We spent the next few hours cleaning up the corpses. Both those of the jiangshi and those of our own men. A large bonfire was lit, just in case. In the end there weren’t that many bodies. We don’t know where the others went, and the giant piles of bodies in the snow are now gone.

January 4th, 1944

There were no bells this morning.

January 5th, 1944

The order came in during lunch. Twelve days after my arrival Unit 409 is being disbanded. Officially we were on a reconnaissance mission and were ambushed by an angry group of locals. Unofficially we’re to return home for debriefing on what exactly it was we saw.

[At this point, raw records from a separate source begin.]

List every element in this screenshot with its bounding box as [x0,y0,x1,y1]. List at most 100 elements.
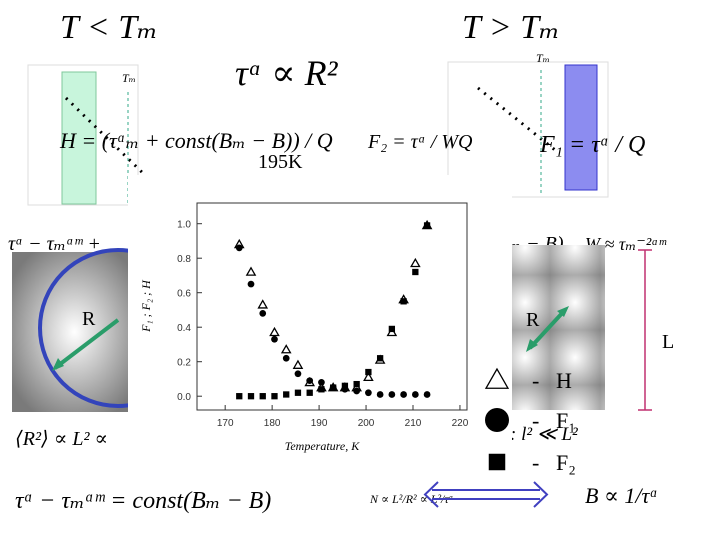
plot-frame [196,202,468,411]
y-tick-label: 0.2 [177,358,191,369]
x-tick-label: 190 [311,418,328,429]
triangle-marker [280,344,292,354]
triangle-marker [245,266,257,276]
circle-marker [388,391,396,398]
square-marker [271,393,278,400]
triangle-marker [292,359,304,369]
y-tick-label: 0.4 [177,323,191,334]
inset-band [61,71,97,205]
square-marker [294,389,302,396]
legend-label: F₂ [556,450,576,475]
inset-dots [64,96,152,182]
x-tick-label: 180 [264,418,281,429]
inset-band [564,64,598,191]
circle-marker [271,335,278,343]
y-axis-label: F₁ ; F₂ ; H [139,279,153,333]
square-marker [388,325,396,333]
square-marker [283,391,290,398]
square-marker [247,393,255,400]
triangle-marker [257,299,269,309]
circle-marker [376,391,384,398]
square-marker [365,368,372,376]
main-relation: τᵅ ∝ R² [235,53,339,93]
formula: F₂ = τᵅ / WQ [367,131,473,153]
label: R [82,308,96,330]
circle-marker [485,408,509,432]
y-tick-label: 0.8 [177,254,191,265]
temperature-note: 195K [258,151,303,173]
circle-marker [400,391,407,398]
square-marker [306,389,313,396]
triangle-marker [484,367,510,389]
square-marker [236,393,243,400]
x-tick-label: 210 [405,418,422,429]
circle-marker [282,354,290,362]
formula: B ∝ 1/τᵅ [585,483,658,508]
triangle-marker [363,371,374,382]
circle-marker [294,370,302,378]
arrow-head [557,306,569,317]
x-tick-label: 200 [358,418,375,429]
circle-marker [353,387,361,395]
square-marker [488,453,506,471]
square-marker [318,386,325,393]
legend-dash: - [532,450,539,475]
domain-image [12,252,137,412]
chart: Temperature, K F₁ ; F₂ ; H 170 180 190 200 2… [128,175,512,470]
inset-right: Tₘ [447,51,609,198]
arrow-head [526,339,538,352]
formula: : l² ≪ L² [510,424,578,445]
arrow-head [423,481,439,508]
square-marker [412,268,419,276]
inset-dots [477,86,556,152]
triangle-marker [410,257,421,268]
triangle-marker [269,326,280,337]
formula: ⟨R²⟩ ∝ L² ∝ [15,428,108,450]
radius-arrow [53,318,120,370]
formula: H = (τᵅₘ + const(Bₘ − B)) / Q [59,128,333,153]
y-tick-label: 0.6 [177,289,191,300]
circle-marker [235,244,243,252]
double-arrow [423,481,549,508]
y-tick-label: 1.0 [177,220,191,231]
arrow-head [533,481,549,508]
inset-label: Tₘ [536,51,550,65]
circle-marker [247,280,255,288]
y-tick-label: 0.0 [177,392,191,403]
domain-image [505,245,605,410]
circle-marker [318,379,325,386]
square-marker [259,393,266,400]
chart-background [128,175,512,470]
square-marker [376,355,384,362]
x-tick-label: 220 [452,418,469,429]
formula: τᵅ − τₘᵅᵐ = const(Bₘ − B) [15,488,271,514]
x-tick-label: 170 [217,418,234,429]
heading: T > Tₘ [462,9,560,46]
arrow-head [52,358,64,371]
circle-marker [259,310,267,317]
circle-marker [423,391,431,398]
label: R [526,309,540,331]
formula: W ≈ τₘ⁻²ᵅᵐ [585,234,667,254]
square-marker [353,380,360,388]
legend-label: H [556,368,572,393]
radius-arrow [528,308,567,350]
circle-marker [411,391,419,398]
formula: F₁ = τᵅ / Q [539,132,645,158]
heading: T < Tₘ [60,9,158,46]
x-axis-label: Temperature, K [285,439,360,453]
formula: τᵅ − τₘᵅᵐ + [8,233,101,255]
legend-label: F₁ [556,408,576,433]
legend-dash: - [532,408,539,433]
circle-marker [306,377,314,385]
legend: - H- F₁- F₂ [484,367,576,475]
inset-left: Tₘ [27,64,152,206]
square-marker [423,222,431,229]
square-marker [341,382,349,389]
legend-dash: - [532,368,539,393]
circle-marker [365,389,372,397]
square-marker [400,298,407,305]
square-marker [330,384,337,391]
inset-label: Tₘ [122,71,136,85]
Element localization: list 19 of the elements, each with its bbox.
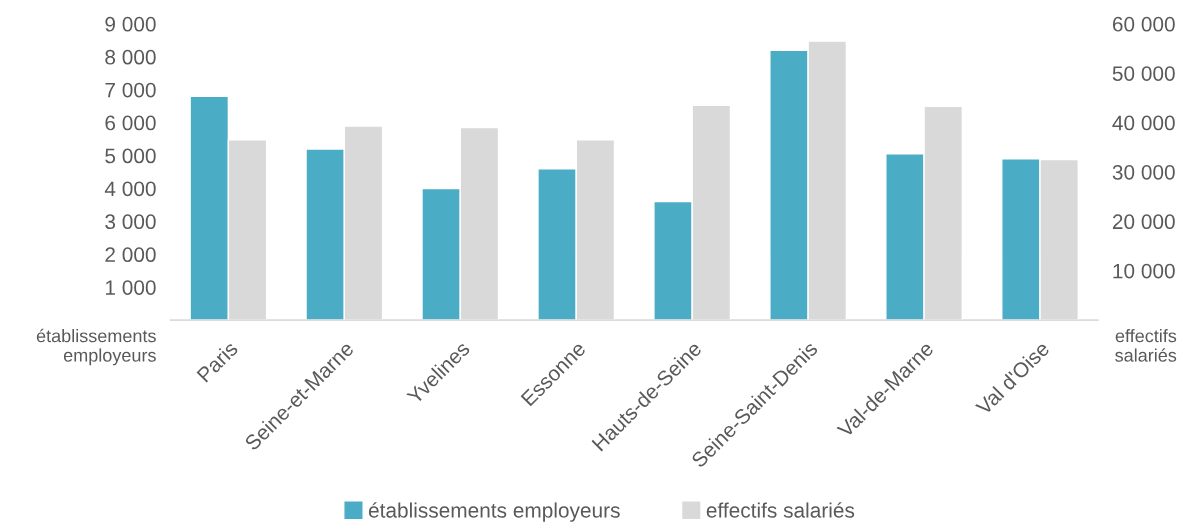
y-tick-label: 3 000: [105, 214, 156, 230]
y-tick-label: 4 000: [104, 181, 156, 197]
y-tick-label: 5 000: [105, 148, 156, 164]
y2-axis-title: effectifs salariés: [1115, 329, 1177, 362]
y2-tick-label: 30 000: [1112, 164, 1175, 180]
y-tick-label: 8 000: [105, 49, 156, 65]
y-tick-label: 1 000: [105, 280, 156, 295]
y2-tick-label: 50 000: [1112, 66, 1175, 81]
y2-tick-label: 10 000: [1113, 263, 1175, 279]
y-tick-label: 2 000: [105, 247, 156, 263]
y-tick-label: 9 000: [105, 16, 156, 32]
legend-label: établissements employeurs: [368, 502, 620, 522]
y2-tick-label: 20 000: [1112, 214, 1175, 230]
y-axis-title: établissements employeurs: [36, 328, 156, 366]
y-tick-label: 7 000: [105, 82, 156, 98]
y-tick-label: 6 000: [105, 115, 156, 131]
y2-tick-label: 40 000: [1112, 115, 1175, 131]
y2-tick-label: 60 000: [1112, 16, 1175, 32]
legend-label: effectifs salariés: [706, 502, 855, 518]
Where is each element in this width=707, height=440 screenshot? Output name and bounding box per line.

Lieutenant Matsudani Satoshi didn’t survive the massacre. There are whispers from the few who did survive that Sergeant Yamada may be up for a promotion for his bravery and smarts during the battle. Surgeon General Kuroda Jiro, who was conspicuously absent from the fighting, has been talking about moving on to his next project. He needs just a little more data, apparently.

I don’t think I can do it anymore. I doubt they’ll give me a discharge, not now, but perhaps a nice office job on home soil is just what the doctor ordered.

* * *

As I read through more of the journals my grandfather kept I realised they all have something in common. They all speak about strange monsters and mysterious encounters the interviewees experienced during and after the war.

I want to get these stories out there. My grandfather kept them for a reason. It’s time for the world to know.